Tuesday, August 5, 2008

OBSESSED!!


Finally a pop song about kissing girls that I can work out to. Katy Perry is on the rise with her hit, “I kissed a girl and I liked it…” Well that makes two of us. I first saw her on The View of all places. I almost fast forwarded through her performance thinking she was just some new Mandy/Jessica, crap ball. But frankly she was cute in that 40’s pin up girl fashion and kind of looks like Zoey Deschanel, another odd beauty.

What struck me most is how The View ladies reacted to the song. After, they were all giddy (i.e. Sherri & Hasselbutt) they were all lit up inside and dancing and singing the words, then Whoopi outta nowhere walked over and kissed Katy. Just a peck on the lips, then mouthed the word, “I liked it.” I believe lesbionics is poised to take over the world!!!

Finally. See all we needed was the right pop song (t.A.T.u does NOT count) because all we’ve had for years is Melissa screaming about some window and the Indigo Girls who are so 1989.

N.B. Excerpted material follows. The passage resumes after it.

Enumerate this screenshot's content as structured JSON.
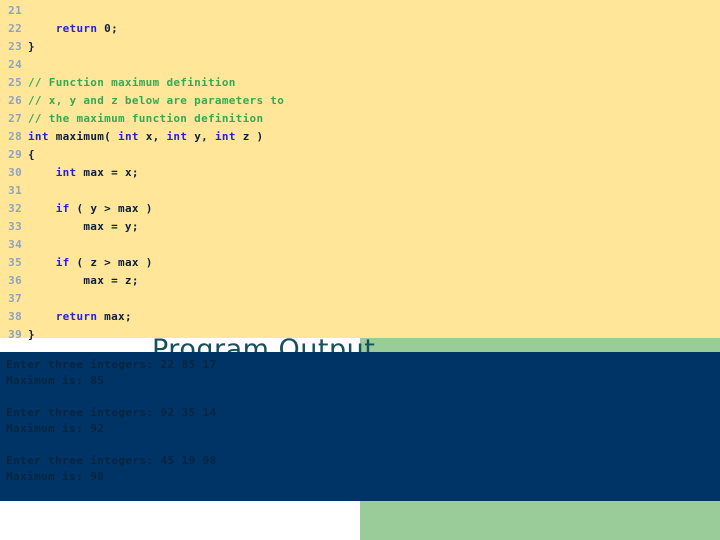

Obsession takes me “buy” storm I bought the album and the ring tone. So all you ladies who I know, who have kissed a girl, those who dabble and eventually will dabble and most importantly all those I’ve dabbled with, you know what your ring tone is because you know you liked it!!!

Monday, August 4, 2008

TEST: The Musical

The Fringe Festival is starting this weekend. As part of my new "producer" duties I am to attend some shows and get a feel if there is anything "good" out there brewing on the theatre fringe of NYC. However, this is making me stressed. The "guide" to the Fringe and its bounty of shows is a BEAST! I have been instructed by Mr. Bway that I am allowed to attend 5 shows at his expense. And I quote this will be a, "Good chance to test your reasoning/instincts."

I feel sick how am I supposed to use my instincts and decipher what random shows will be good from tiny blurbs in a catalog as thick as my thumb. Especially since the only show that really jumps out at me is: GEM! A Truly Outrageous Parody. Am I a gay man or what?? Clearly my instincts skew gay with jazz hands and glitter.

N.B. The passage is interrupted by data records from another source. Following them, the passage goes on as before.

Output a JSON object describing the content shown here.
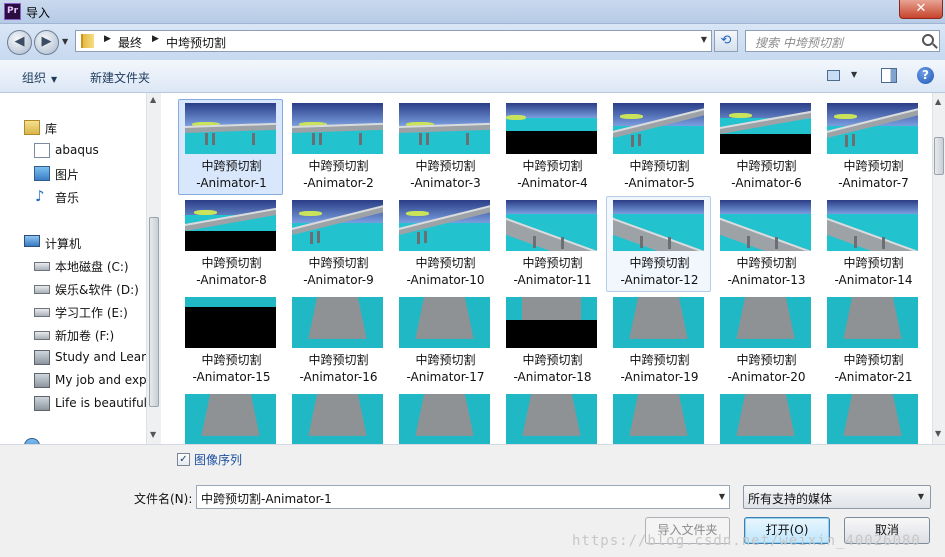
{
  "window": {
    "title": "导入",
    "app_icon_text": "Pr",
    "close_glyph": "✕"
  },
  "address": {
    "crumbs": [
      "最终",
      "中垮预切割"
    ],
    "search_placeholder": "搜索 中垮预切割"
  },
  "toolbar": {
    "organize_label": "组织",
    "new_folder_label": "新建文件夹"
  },
  "sidebar": {
    "items": [
      {
        "label": "库",
        "icon": "library-icon"
      },
      {
        "label": "abaqus",
        "icon": "document-library-icon"
      },
      {
        "label": "图片",
        "icon": "pictures-icon"
      },
      {
        "label": "音乐",
        "icon": "music-icon"
      },
      {
        "label": "计算机",
        "icon": "computer-icon"
      },
      {
        "label": "本地磁盘 (C:)",
        "icon": "local-disk-icon"
      },
      {
        "label": "娱乐&软件 (D:)",
        "icon": "drive-icon"
      },
      {
        "label": "学习工作 (E:)",
        "icon": "drive-icon"
      },
      {
        "label": "新加卷 (F:)",
        "icon": "drive-icon"
      },
      {
        "label": "Study and Learn",
        "icon": "network-drive-icon"
      },
      {
        "label": "My job and exp",
        "icon": "network-drive-icon"
      },
      {
        "label": "Life is beautiful",
        "icon": "network-drive-icon"
      }
    ]
  },
  "files": [
    {
      "line1": "中跨预切割",
      "line2": "-Animator-1",
      "scene": "sea-bridge"
    },
    {
      "line1": "中跨预切割",
      "line2": "-Animator-2",
      "scene": "sea-bridge"
    },
    {
      "line1": "中跨预切割",
      "line2": "-Animator-3",
      "scene": "sea-bridge"
    },
    {
      "line1": "中跨预切割",
      "line2": "-Animator-4",
      "scene": "sea-black"
    },
    {
      "line1": "中跨预切割",
      "line2": "-Animator-5",
      "scene": "bridge-angle"
    },
    {
      "line1": "中跨预切割",
      "line2": "-Animator-6",
      "scene": "bridge-black"
    },
    {
      "line1": "中跨预切割",
      "line2": "-Animator-7",
      "scene": "bridge-angle"
    },
    {
      "line1": "中跨预切割",
      "line2": "-Animator-8",
      "scene": "bridge-black"
    },
    {
      "line1": "中跨预切割",
      "line2": "-Animator-9",
      "scene": "bridge-angle"
    },
    {
      "line1": "中跨预切割",
      "line2": "-Animator-10",
      "scene": "bridge-angle"
    },
    {
      "line1": "中跨预切割",
      "line2": "-Animator-11",
      "scene": "bridge-close"
    },
    {
      "line1": "中跨预切割",
      "line2": "-Animator-12",
      "scene": "bridge-close"
    },
    {
      "line1": "中跨预切割",
      "line2": "-Animator-13",
      "scene": "bridge-close"
    },
    {
      "line1": "中跨预切割",
      "line2": "-Animator-14",
      "scene": "bridge-close"
    },
    {
      "line1": "中跨预切割",
      "line2": "-Animator-15",
      "scene": "black-top"
    },
    {
      "line1": "中跨预切割",
      "line2": "-Animator-16",
      "scene": "road"
    },
    {
      "line1": "中跨预切割",
      "line2": "-Animator-17",
      "scene": "road"
    },
    {
      "line1": "中跨预切割",
      "line2": "-Animator-18",
      "scene": "road-black"
    },
    {
      "line1": "中跨预切割",
      "line2": "-Animator-19",
      "scene": "road"
    },
    {
      "line1": "中跨预切割",
      "line2": "-Animator-20",
      "scene": "road"
    },
    {
      "line1": "中跨预切割",
      "line2": "-Animator-21",
      "scene": "road"
    }
  ],
  "selected_file": "-Animator-1",
  "hover_file": "-Animator-12",
  "bottom": {
    "image_sequence_label": "图像序列",
    "image_sequence_checked": true,
    "filename_label": "文件名(N):",
    "filename_value": "中跨预切割-Animator-1",
    "filetype_value": "所有支持的媒体",
    "import_folder_label": "导入文件夹",
    "open_label": "打开(O)",
    "cancel_label": "取消"
  },
  "watermark": "https://blog.csdn.net/weixin_40026080",
  "colors": {
    "accent": "#3c7fb1",
    "selection": "#d8e7fb",
    "sea": "#22c3cf"
  }
}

Ok, I can be objective and I have been in and around theatre almost as long as I've been in Catholic Churches around the world. Shaking Catholicism isn't as easy as it looks people. Those nuns don't like to lose a single girl in saddle shoes and black watch to the East Village.

Like in art I don't know what's good, but I know what I like. I have a serious mind when reviewing shows (staring with or without friends) so I think it’s just picking the right 5. I’m playing Russian roulette for low budget artists with a script and a dream. For the most part I know what Mr. Bway wants and is interested in cultivating. Unfortunately I’m not sure that is exactly what the Fringe has to offer.

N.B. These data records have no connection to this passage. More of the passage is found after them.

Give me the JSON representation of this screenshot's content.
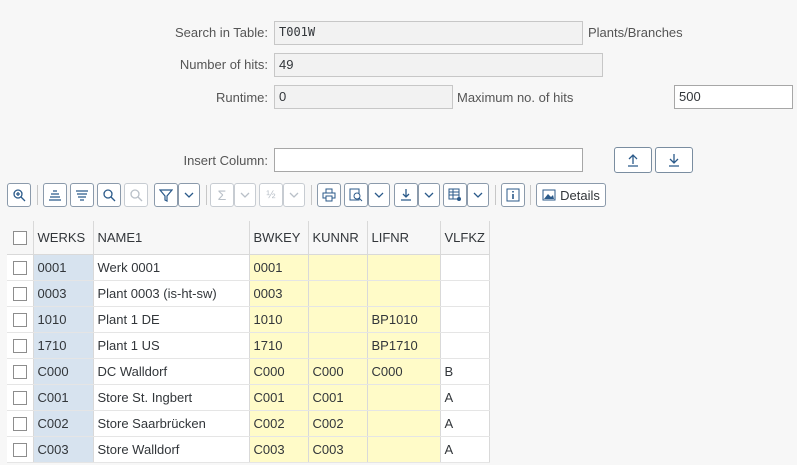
{
  "form": {
    "search_table_label": "Search in Table:",
    "search_table_value": "T001W",
    "search_table_desc": "Plants/Branches",
    "hits_label": "Number of hits:",
    "hits_value": "49",
    "runtime_label": "Runtime:",
    "runtime_value": "0",
    "max_hits_label": "Maximum no. of hits",
    "max_hits_value": "500",
    "insert_column_label": "Insert Column:",
    "insert_column_value": ""
  },
  "toolbar": {
    "icons": [
      "zoom-icon",
      "sort-ascending-icon",
      "sort-descending-icon",
      "find-icon",
      "find-next-icon",
      "filter-icon",
      "chevron-down-icon",
      "sum-icon",
      "subtotal-icon",
      "print-icon",
      "view-icon",
      "export-icon",
      "layout-icon",
      "info-icon",
      "details-icon"
    ],
    "details_label": "Details"
  },
  "table": {
    "columns": [
      "WERKS",
      "NAME1",
      "BWKEY",
      "KUNNR",
      "LIFNR",
      "VLFKZ"
    ],
    "rows": [
      [
        "0001",
        "Werk 0001",
        "0001",
        "",
        "",
        ""
      ],
      [
        "0003",
        "Plant 0003 (is-ht-sw)",
        "0003",
        "",
        "",
        ""
      ],
      [
        "1010",
        "Plant 1 DE",
        "1010",
        "",
        "BP1010",
        ""
      ],
      [
        "1710",
        "Plant 1 US",
        "1710",
        "",
        "BP1710",
        ""
      ],
      [
        "C000",
        "DC Walldorf",
        "C000",
        "C000",
        "C000",
        "B"
      ],
      [
        "C001",
        "Store St. Ingbert",
        "C001",
        "C001",
        "",
        "A"
      ],
      [
        "C002",
        "Store Saarbrücken",
        "C002",
        "C002",
        "",
        "A"
      ],
      [
        "C003",
        "Store Walldorf",
        "C003",
        "C003",
        "",
        "A"
      ]
    ]
  },
  "colors": {
    "key_column": "#d7e3ef",
    "highlight_column": "#fffbc8",
    "icon_blue": "#2b5a8a"
  }
}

Needless to say I hate “tests” I was never a good tester. Story teller, yes, comedian, yes, eternal pan, yes, test taker NO! Just thinking about scan-tron sheets and bubbles gives me cold sweats and hives. I do have a fondness for #2 pencils, but that’s unrelated really.

If any readers of my fair and fine blog have any suggestions I am open. Help me sift through the pages of mediocre shelf indulgence and help me find the GEM (pun totally intended) in the muck.

Friday, August 1, 2008

Next Stop Apocalypse


This weeks Friday picture has the tri-state area in a tizzy. The corpse of a bizarre-looking creature with a dinosaur beak washed up on a Long Island shore this week. When I first saw it my cube mate Louisa Solomon was like, “guys come look at this, we’ve got monsters on the beach,” all of us were like WTF? To me it looks like a baby griffon that never got it’s wings, we also discussed that it was more than likely a sea turtle without it’s shell.

The fact that Gawker.com is reporting that there is a possible government animal testing facility very close by wouldn’t surprise me either. Bush is probably planning the drop the military attack creatures on Iraq before he leaves office. Teenage Mutant Ninja Turtles could be a plausible exit strategy, right?

Whatever it is, I feel sorry for it. Hopefully, they aren’t splicing and dicing animals in a lab somewhere, or people for that matter. Hopefully, it is a sea turtle that lost his home and couldn’t survive without its protection. Hopefully, they won't turn it into the Loch Ness of Long Island and start charging admission, but they probably will….God Bless America!